Ford Names New CEO to Head Troubled Car Company

Ford Executive Chairman Bill Ford, unhappy with the auto-maker’s slipping market share and declining share prices, has named James Hackett, 62,  to replace current CEO Mark Fields, 56, as part of of a company-wide shakeup designed to streamline decision making and improve operating efficiency.

The move reflects growing unhappiness with the company’s financial performance among shareholders, including the members of the Ford family who own a controlling interest in the voting shares that control the company.  The leadership change follows last week’s announcement of a company wide layoff that will terminate ten percent of Ford’s 200,000 employees, mostly by reducing the number of salaried middle management positions.

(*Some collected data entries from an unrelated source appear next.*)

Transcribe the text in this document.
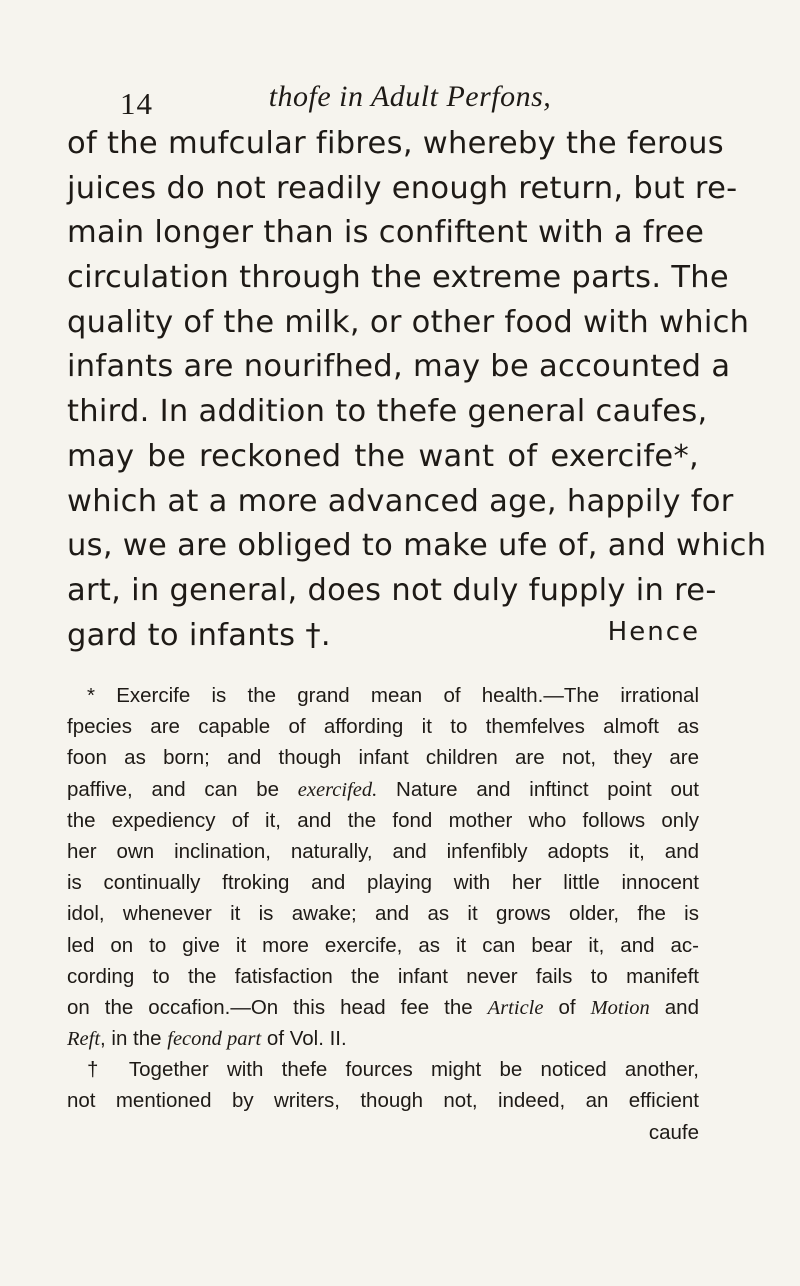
14	thofe in Adult Perfons,
of the mufcular fibres, whereby the ferous
juices do not readily enough return, but re-
main longer than is confiftent with a free
circulation through the extreme parts. The
quality of the milk, or other food with which
infants are nourifhed, may be accounted a
third. In addition to thefe general caufes,
may be reckoned the want of exercife*,
which at a more advanced age, happily for
us, we are obliged to make ufe of, and which
art, in general, does not duly fupply in re-
gard to infants †.	Hence
* Exercife is the grand mean of health.—The irrational
fpecies are capable of affording it to themfelves almoft as
foon as born; and though infant children are not, they are
paffive, and can be exercifed. Nature and inftinct point out
the expediency of it, and the fond mother who follows only
her own inclination, naturally, and infenfibly adopts it, and
is continually ftroking and playing with her little innocent
idol, whenever it is awake; and as it grows older, fhe is
led on to give it more exercife, as it can bear it, and ac-
cording to the fatisfaction the infant never fails to manifeft
on the occafion.—On this head fee the Article of Motion and
Reft, in the fecond part of Vol. II.
† Together with thefe fources might be noticed another,
not mentioned by writers, though not, indeed, an efficient
caufe
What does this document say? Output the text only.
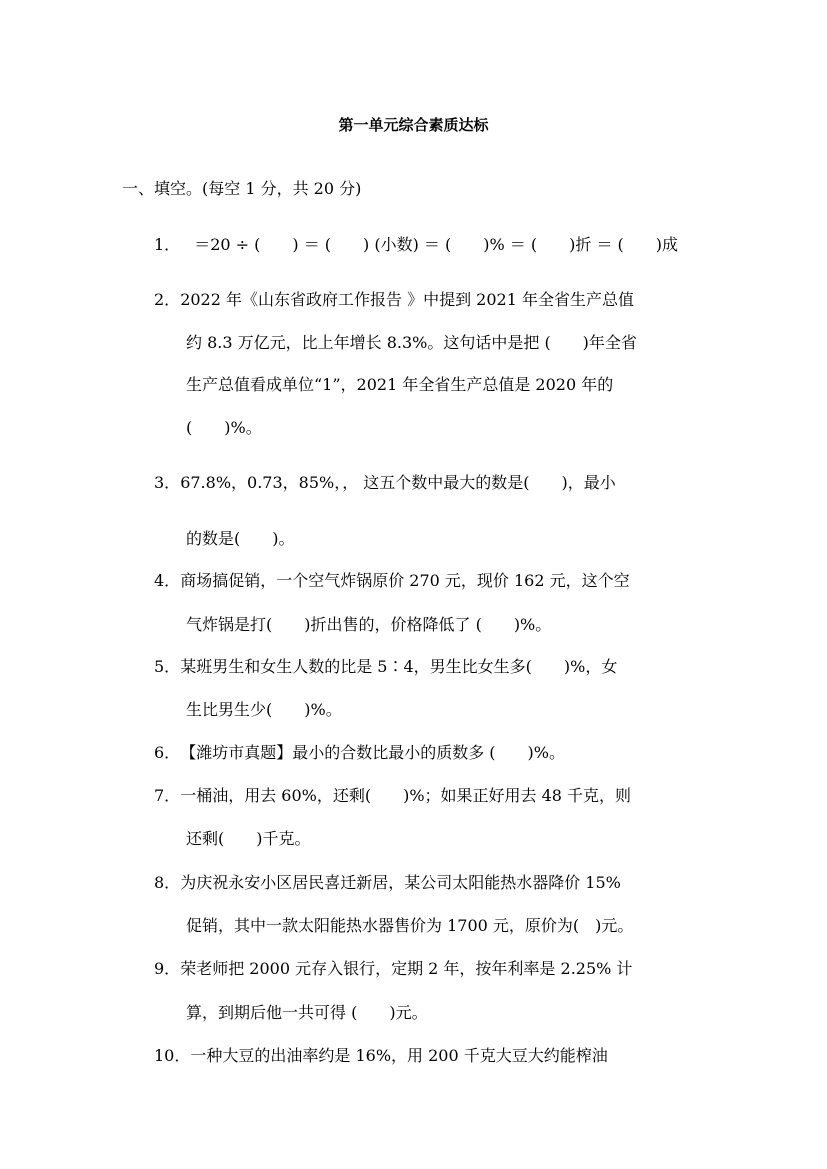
第一单元综合素质达标
一、填空。(每空 1 分，共 20 分)
1． ＝20 ÷ (　　) ＝ (　　) (小数) ＝ (　　)% ＝ (　　)折 ＝ (　　)成
2．2022 年《山东省政府工作报告 》中提到 2021 年全省生产总值
约 8.3 万亿元，比上年增长 8.3%。这句话中是把 (　　)年全省
生产总值看成单位“1”，2021 年全省生产总值是 2020 年的
(　　)%。
3．67.8%，0.73，85%，， 这五个数中最大的数是(　　)，最小
的数是(　　)。
4．商场搞促销，一个空气炸锅原价 270 元，现价 162 元，这个空
气炸锅是打(　　)折出售的，价格降低了 (　　)%。
5．某班男生和女生人数的比是 5∶4，男生比女生多(　　)%，女
生比男生少(　　)%。
6．【潍坊市真题】最小的合数比最小的质数多 (　　)%。
7．一桶油，用去 60%，还剩(　　)%；如果正好用去 48 千克，则
还剩(　　)千克。
8．为庆祝永安小区居民喜迁新居，某公司太阳能热水器降价 15%
促销，其中一款太阳能热水器售价为 1700 元，原价为(　)元。
9．荣老师把 2000 元存入银行，定期 2 年，按年利率是 2.25% 计
算，到期后他一共可得 (　　)元。
10．一种大豆的出油率约是 16%，用 200 千克大豆大约能榨油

In the aftermath of the stock market crash of 2008, Ford refused bailout offers from the federal government. In the year following the crash, Ford’s stock recovered from its $1.43 share price on November 21, 2008 to its post crash high of $18.35 on January 14, 2011, which was widely considered a remarkable comeback, spearheaded by former CEO Alan Mulally, who took over from Bill Ford himself in 2006.

Since then, however, Ford shares have been on a downward spiral. The company’s profits are trailing those of larger rival General Motors (GM.N), whose shares fell 13 percent over the same period.  To make matters worse, GM’s electric vehicle offerings are doing better in the showrooms than Ford’s versions, to the point where Ford’s market capitalization has fallen behind electric car maker Tesla Inc.

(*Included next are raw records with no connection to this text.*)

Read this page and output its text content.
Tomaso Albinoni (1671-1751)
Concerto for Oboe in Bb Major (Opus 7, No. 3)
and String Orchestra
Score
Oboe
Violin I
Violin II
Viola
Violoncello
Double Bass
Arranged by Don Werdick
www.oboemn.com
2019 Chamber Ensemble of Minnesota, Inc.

At Friday’s close, Ford’s shares had fallen 37 percent since Fields took over three years ago at the peak of the U.S. auto industry’s recovery.  Fields followed Alan Mulally, formerly executive vice president of Boeing Commercial Airplanes, who was recruited by Bill Ford in 2006 to replace himself as CEO to fix what Ford described as the long-time obsession with hierarchy in the auto-maker’s management systems, calling Mulally “a cultural change agent.” As Ford’s CEO, Alan Mulally  had “really captured the hearts and minds of our employees.”  Ford’s board is now hoping that Hackett can pick up where Mulally left off when he retired in 2014.

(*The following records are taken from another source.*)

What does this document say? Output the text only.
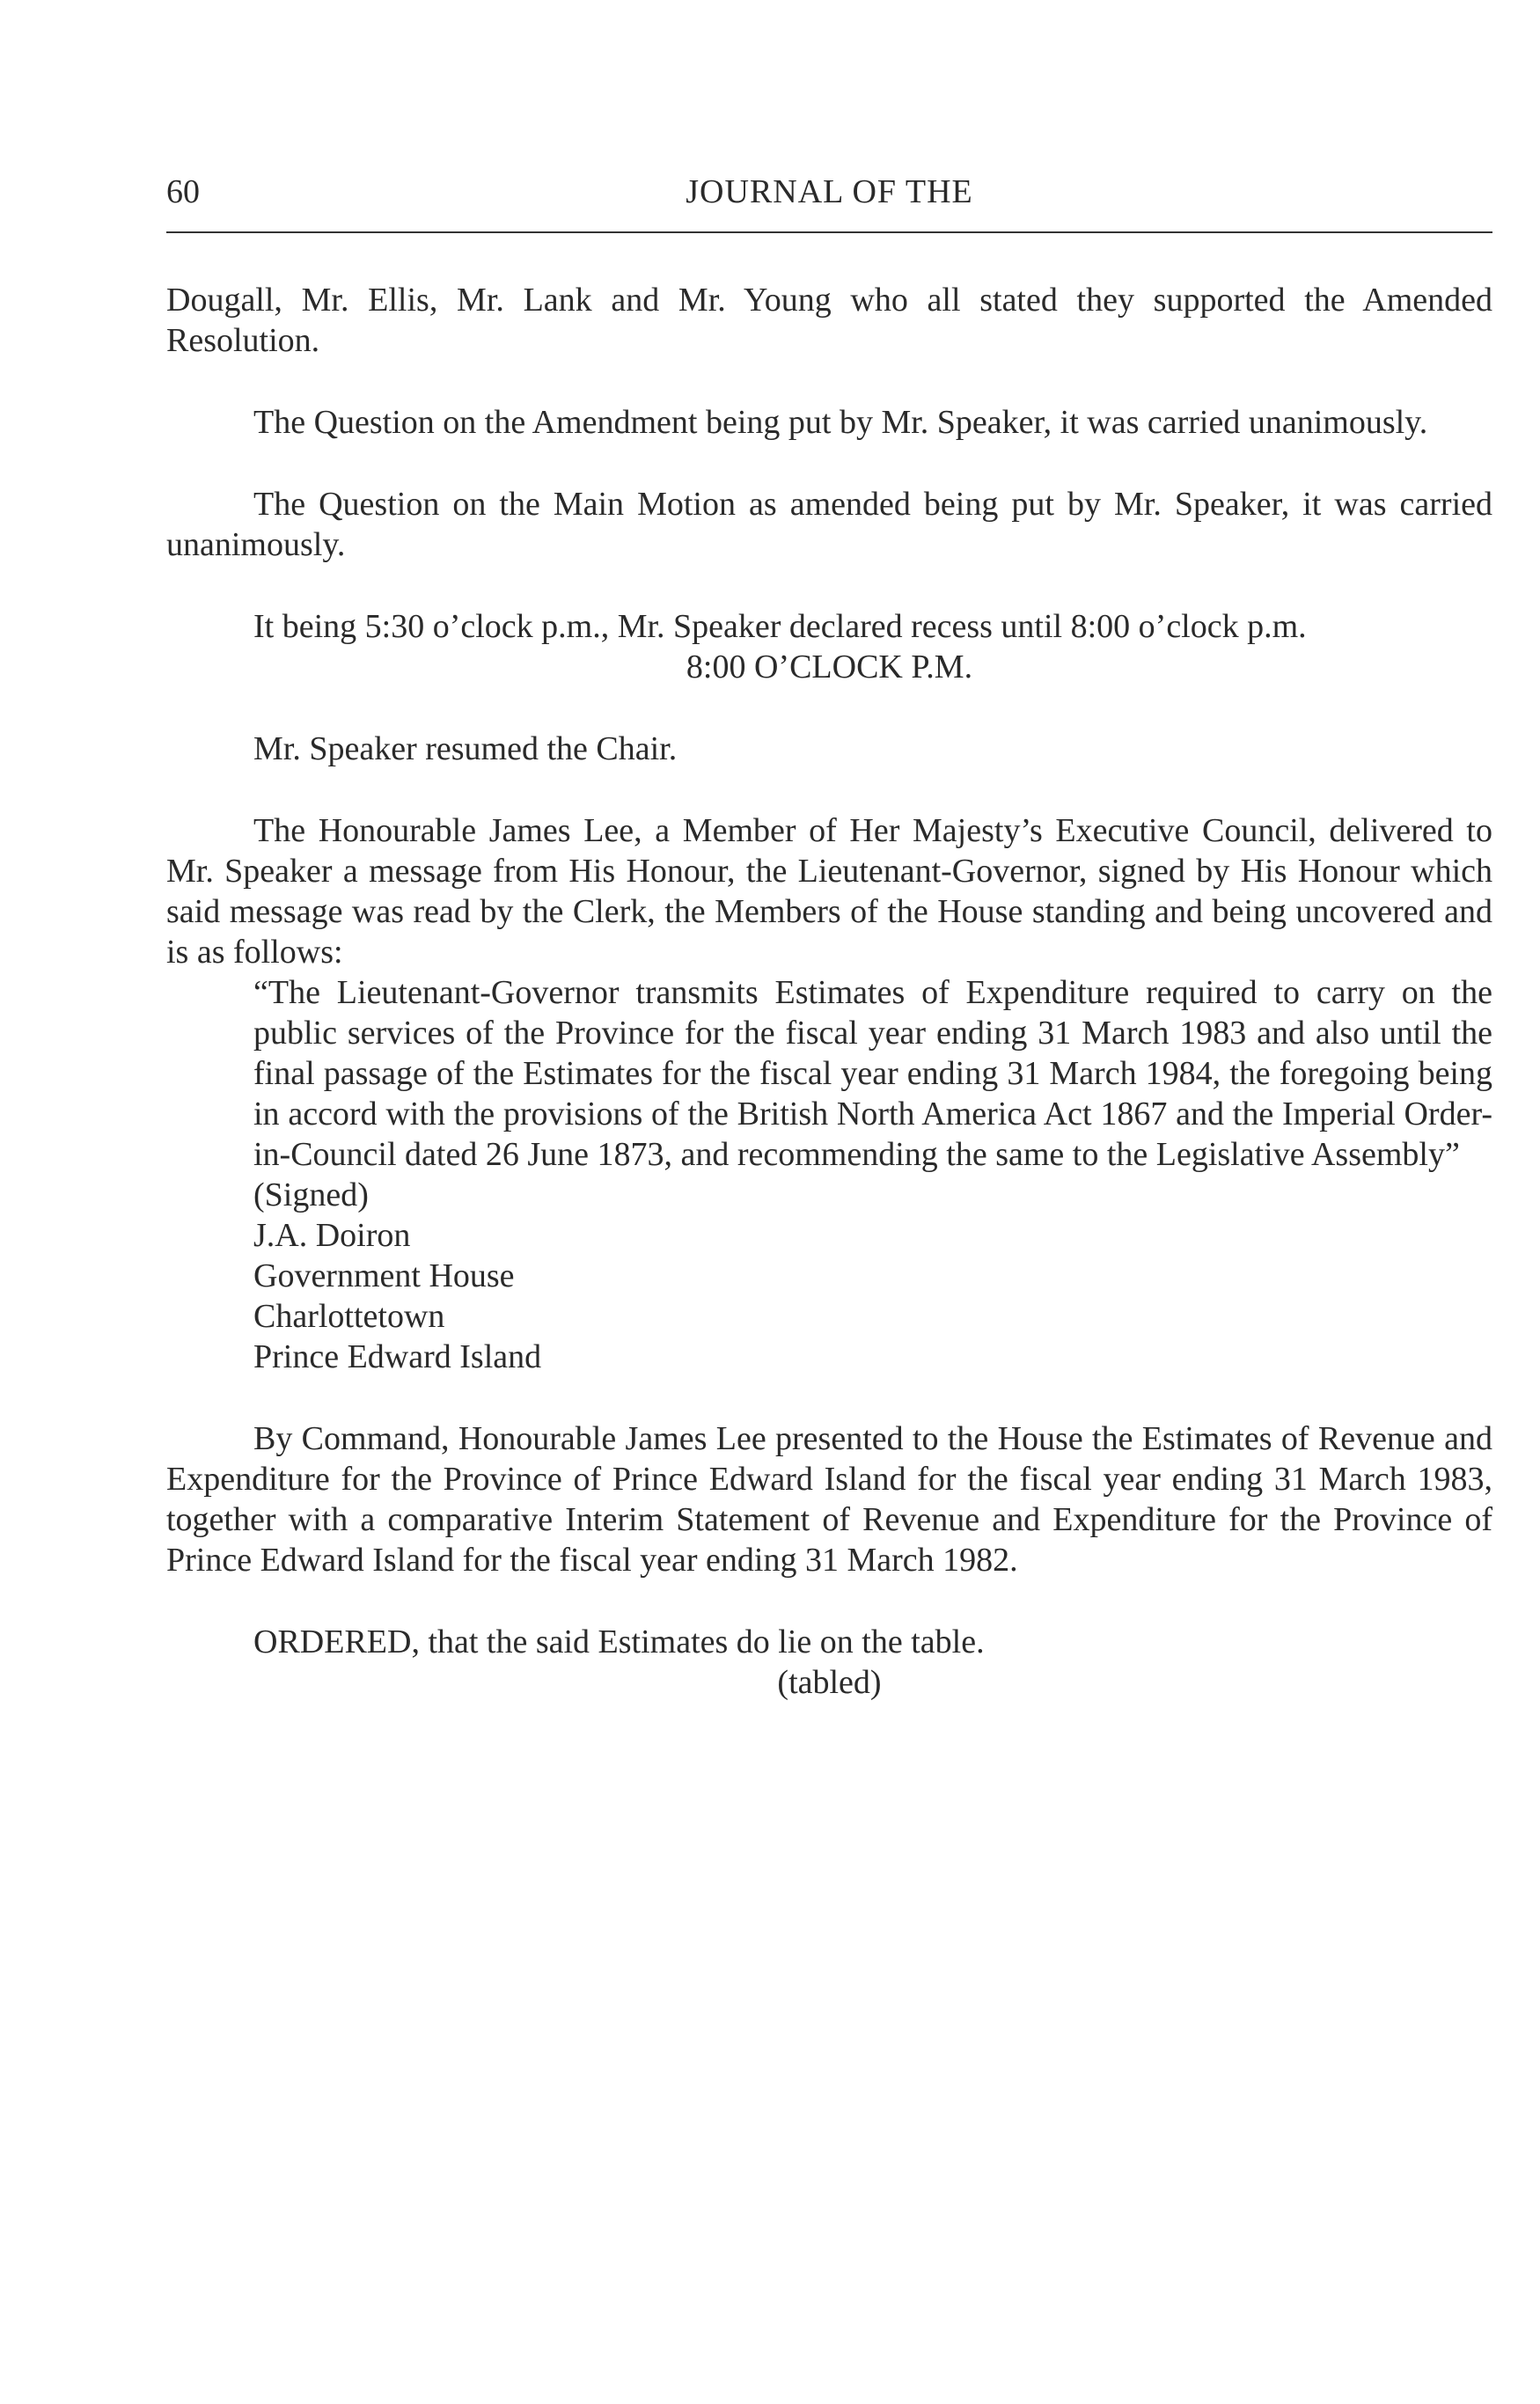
60	JOURNAL OF THE

Dougall, Mr. Ellis, Mr. Lank and Mr. Young who all stated they supported the Amended Resolution.

The Question on the Amendment being put by Mr. Speaker, it was carried unanimously.

The Question on the Main Motion as amended being put by Mr. Speaker, it was carried unanimously.

It being 5:30 o’clock p.m., Mr. Speaker declared recess until 8:00 o’clock p.m.

8:00 O’CLOCK P.M.

Mr. Speaker resumed the Chair.

The Honourable James Lee, a Member of Her Majesty’s Executive Council, delivered to Mr. Speaker a message from His Honour, the Lieutenant-Governor, signed by His Honour which said message was read by the Clerk, the Members of the House standing and being uncovered and is as follows:

“The Lieutenant-Governor transmits Estimates of Expenditure required to carry on the public services of the Province for the fiscal year ending 31 March 1983 and also until the final passage of the Estimates for the fiscal year ending 31 March 1984, the foregoing being in accord with the provisions of the British North America Act 1867 and the Imperial Order-in-Council dated 26 June 1873, and recommending the same to the Legislative Assembly”

(Signed)

J.A. Doiron
Government House
Charlottetown
Prince Edward Island

By Command, Honourable James Lee presented to the House the Estimates of Revenue and Expenditure for the Province of Prince Edward Island for the fiscal year ending 31 March 1983, together with a comparative Interim Statement of Revenue and Expenditure for the Province of Prince Edward Island for the fiscal year ending 31 March 1982.

ORDERED, that the said Estimates do lie on the table.

(tabled)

The move to replace Fields with Hackett reflects the board of directors’ concerns about making good on the company’s big bets on self-driving and electric vehicles.  Hackett,  the former CEO of  Steelcase Inc, an furniture manufacturer, was originally hired to serve as  chairman of the Ford Smart Mobility LLC subsidiary in 2016. That job put him in charge of electric and autonomous vehicles and Ford’s ridesharing projects. Putting Hackett into the top spot reinforced Ford’s commitment to innovation.

 

Today’s announcement triggered a 1.6 percent improvement to $11.02.  The Ford family owns only two percent of the common stock, but also owns more than 40 percent of the voting stock, giving the Fords effective control over the company.